Note: The leaderboard appears to exclude the non-live irrelevance score from the Hallucination Measurements (relevance and irrelevance).

Changelog

[3-B] - 2026-02-20

  • Renamed the category parameter to categories.
  • Expanded from single category (exec_simple) to all V1 and V2 categories(except rest).
  • Updated scorers (matching functions) to match the official implementation more closely.

[2-A] - 2026-02-16

  • Migrate version to new scheme.

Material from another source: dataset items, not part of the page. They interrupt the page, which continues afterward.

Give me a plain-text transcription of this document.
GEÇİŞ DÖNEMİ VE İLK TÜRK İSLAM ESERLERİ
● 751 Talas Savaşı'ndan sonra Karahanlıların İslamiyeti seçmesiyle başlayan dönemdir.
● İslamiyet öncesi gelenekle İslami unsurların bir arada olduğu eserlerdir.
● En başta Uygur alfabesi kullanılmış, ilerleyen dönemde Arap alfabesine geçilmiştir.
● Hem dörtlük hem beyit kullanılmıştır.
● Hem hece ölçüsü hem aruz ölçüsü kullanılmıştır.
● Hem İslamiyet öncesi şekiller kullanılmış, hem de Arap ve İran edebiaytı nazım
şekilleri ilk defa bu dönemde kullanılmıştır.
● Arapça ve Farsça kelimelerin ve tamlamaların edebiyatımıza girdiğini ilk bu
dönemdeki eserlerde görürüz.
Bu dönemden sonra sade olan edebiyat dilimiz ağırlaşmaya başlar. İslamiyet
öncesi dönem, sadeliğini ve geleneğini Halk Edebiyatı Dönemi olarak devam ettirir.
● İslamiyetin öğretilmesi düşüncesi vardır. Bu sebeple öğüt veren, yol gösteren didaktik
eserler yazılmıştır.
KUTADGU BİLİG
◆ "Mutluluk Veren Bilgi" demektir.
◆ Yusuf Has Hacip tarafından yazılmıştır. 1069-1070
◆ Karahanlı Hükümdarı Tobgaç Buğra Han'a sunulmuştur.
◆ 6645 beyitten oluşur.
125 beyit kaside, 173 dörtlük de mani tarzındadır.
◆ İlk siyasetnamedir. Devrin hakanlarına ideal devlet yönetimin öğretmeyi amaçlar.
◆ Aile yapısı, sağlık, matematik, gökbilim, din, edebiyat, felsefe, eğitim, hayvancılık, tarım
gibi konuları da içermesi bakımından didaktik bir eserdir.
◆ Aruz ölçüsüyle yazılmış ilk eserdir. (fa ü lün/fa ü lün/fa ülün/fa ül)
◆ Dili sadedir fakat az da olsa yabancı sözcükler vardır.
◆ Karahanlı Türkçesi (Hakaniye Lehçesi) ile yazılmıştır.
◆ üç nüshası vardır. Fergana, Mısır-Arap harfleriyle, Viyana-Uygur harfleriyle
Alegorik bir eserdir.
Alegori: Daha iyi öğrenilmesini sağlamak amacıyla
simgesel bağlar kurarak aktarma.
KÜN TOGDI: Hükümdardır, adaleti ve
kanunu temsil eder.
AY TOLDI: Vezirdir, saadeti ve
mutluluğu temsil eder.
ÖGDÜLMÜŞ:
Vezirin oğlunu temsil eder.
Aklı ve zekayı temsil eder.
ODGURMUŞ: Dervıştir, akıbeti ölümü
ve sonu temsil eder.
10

See #907.

[1.0.2] - 2026-02-02

  • This update aims to preserve the core logic of the exec_simple category while updating the data source from a Huggingface repo that has not been updated to the official github source.
  • Creates a CategoryConfig object handle different categories.
  • Adds shuffle parameter and sorting by ID following the official implementation.
  • Adds _func_doc_language_specific_pre_processing as per the official implementation (this should not change the running of exec_simple)

[1.0.1] - 2025-12-18

  • Adds backoff policy for functions that connect to huggingface servers.